Saturday 12 April 2014

Double explosions rock oil depot in Lagos

A twin explosion involving two petrol tankers yesterday rocked Ibafon Oil depot. Though no life was lost in the incident Daily Trust learnt that the explosion which was followed by a huge fire outbreak consumed property worth millions of Naira.
The explosions reportedly occurred around 7.30 pm yesterday during a trans-loading of petrol between two trucks.
The explosions sent both staffs of the various tank farms scampering for safety.
The fire was later put out by fire service men from the various tank farms who quickly deployed their equipment.
The South West Public Relations Officer (PRO) of the National Emergency Management Agency (NEMA) Ibrahim Farinloye confirmed the explosion to Daily Trust on phone.
He said both trucks involved in the Trans-loading of petrol were completely burnt down.
He added that that the fire was contained by the joint effort of fire men from Isheri fire station tank farm owners within the Ibafon axis.

SEPLAT Petroleum raises $500 million in Initial Public Offer

Foremost independent Nigerian oil and gas company with a strategic focus on Nigeria, SEPLAT Petroleum Development Company, said Wednesday that it raised 300.9 million pounds, or about $500 million, in its initial public offering, a dual listing in London and in Nigerian Stock Exchanges.
The company priced its offering at 210 pence a share on the London Stock Exchange and N576, or about $3.52, a share on the Nigerian Stock Exchange in Lagos, giving it a market capitalisation of £1.14 billion, according to The New York Times.
Shares were down about 2.4 percent to 205 pence in conditional trading in London yesterday morning, while unconditional trading of the company’s shares in London and trading in Nigeria is expected to begin on Monday.
Seplat is the first Nigerian company to have a dual listing in London and in Nigeria, having listed 26.4 percent of its share capital as part of the offering.
The New York Times quoted the Chief Executive Officer of the company, Mr.

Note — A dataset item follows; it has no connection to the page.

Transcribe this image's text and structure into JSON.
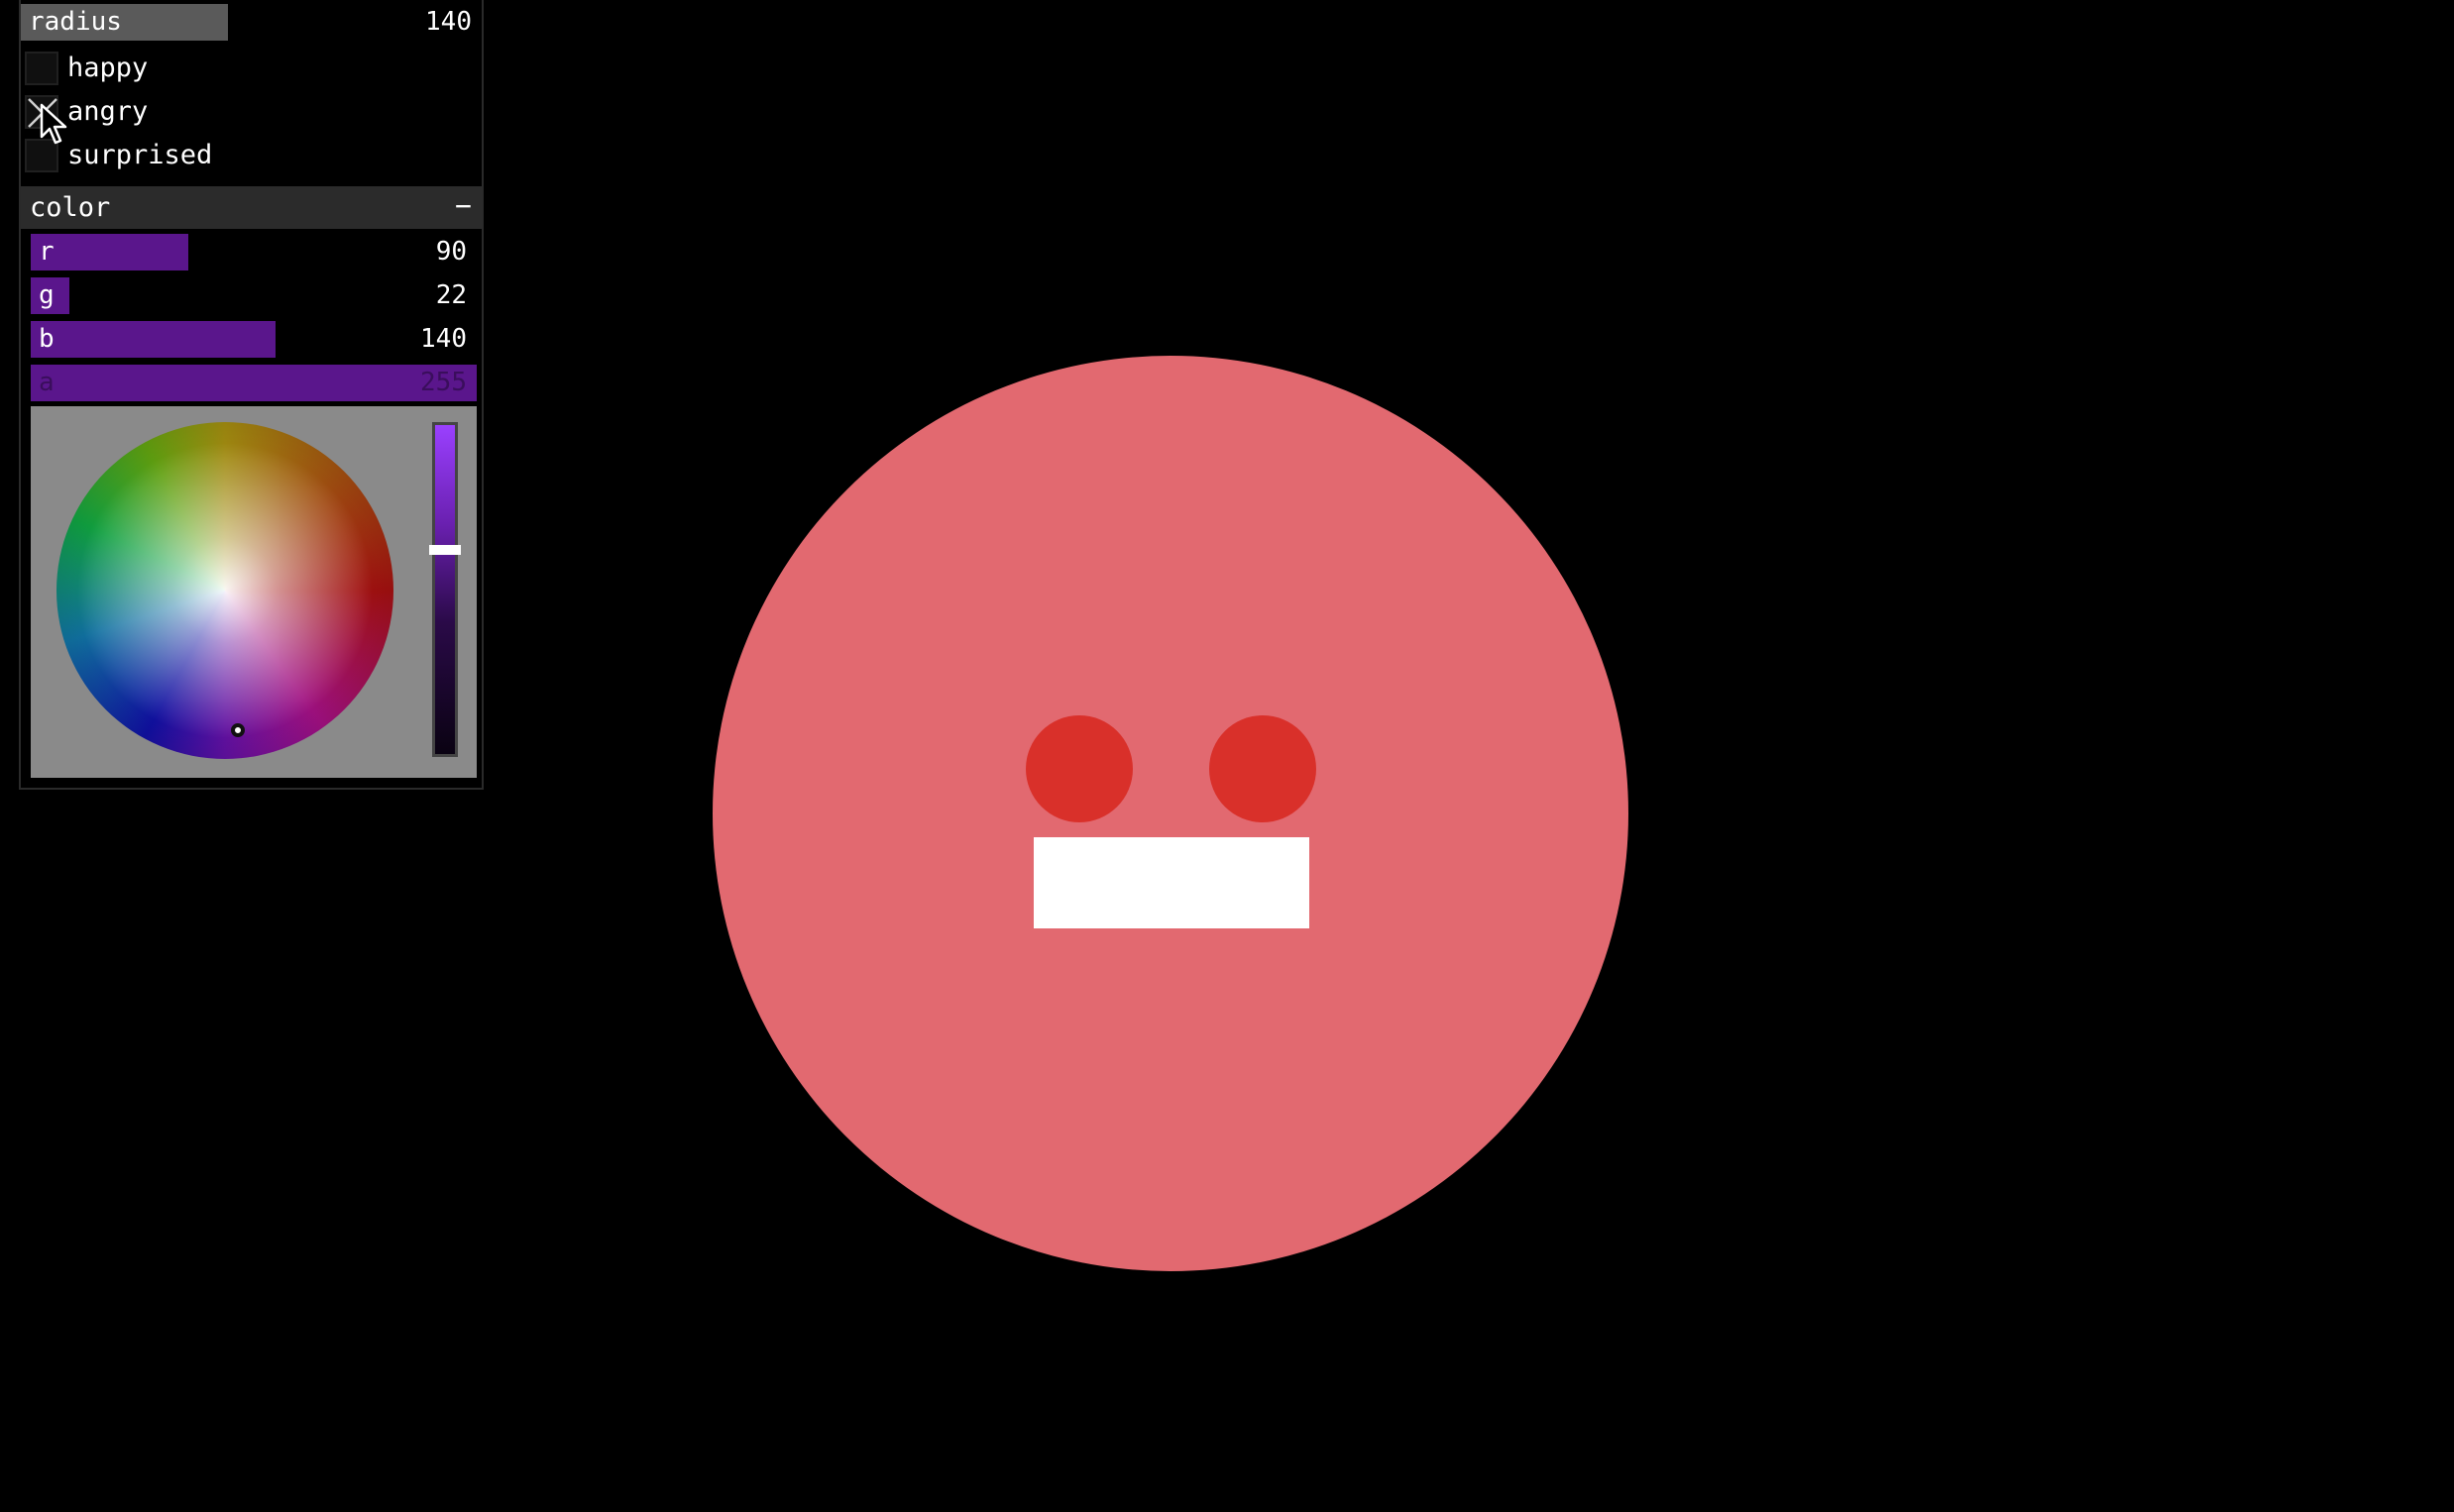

Austin Avuru, as saying that the money from the offering would put the company in a strong position to make further acquisitions as international oil companies divest their onshore assets in the Niger Delta.
Part of the proceeds, according to Avuru, will also be used to reduce the company’s debt.
“We are already a leading indigenous independent in our home market but the opportunities opening up in Nigeria for companies like ours are significant,” Avuru said in a statement.
SEPLAT was formed by two Nigerian Exploration and Production (E & P) companies – Shebah E & P and Platform Petroleum Limited for the acquisition of 45 per cent stake in Oil Mining Leases (OMLs) 4, 38 and 41.
BNP Paribas, Standard Bank, Renaissance Securities, Citigroup and the Royal Bank of Scotland served as joint bookrunners on the flotation.
The company recently unveiled plans to proceed with an initial public offer of its ordinary shares to raise $500 million.
It also planned to apply for admission of its ordinary shares to the standard listing segment of the official list of the Financial Conduct Authority (FCA) and to trading on the London Stock Exchange’s (LSE) main market as well as the official trading list of the Nigerian Stock Exchange (NSE).
Upon listing, SEPLAT will be the first Nigerian company to have its ordinary shares dual listed on both the LSE and the NSE, according to a statement issued by the company Wednesday.

OML sales: Shell management In dilemma, June deadline unrealistic

The plan by the Anglo-Dutch energy giant, Shell Petroleum Development Company (SPDC) to offer seven oil fields for sale in the Niger Delta might have run into a hitch, Leadership has learnt.
Already, LEADERSHIP gathered that the management of SPDC was miffed with the prices being offered by prospective buyers of the seven onshore and offshore oil mining licenses located in the region.
It was gathered that the sale of the oil mining licences- OMLs 18, 24, 25, 29, 71, 72 and 74, which produces 120,000 barrels of crude oil per day, was being frustrated as prospective buyers offered prices considered below the benchmark and target of the managment of the oil conglomerate.
The oil blocks were floated in joint venture with the Nigerian National Petroleum Corporation, (NNPC), as the state-owned oil corporation owns 55 per cent, Shell 30 per cent, Total 10 per cent and Eni, having the remaining five per cent.
It was gathered that Total and Eni had sold their shares in previous deals.
The oil fields were offered for sale by SPDC due to increasing crude oil theft, pipeline vandalism, oil spills, community unrest and refusal of the Federal Government to renew the operating licenses of some of the fields.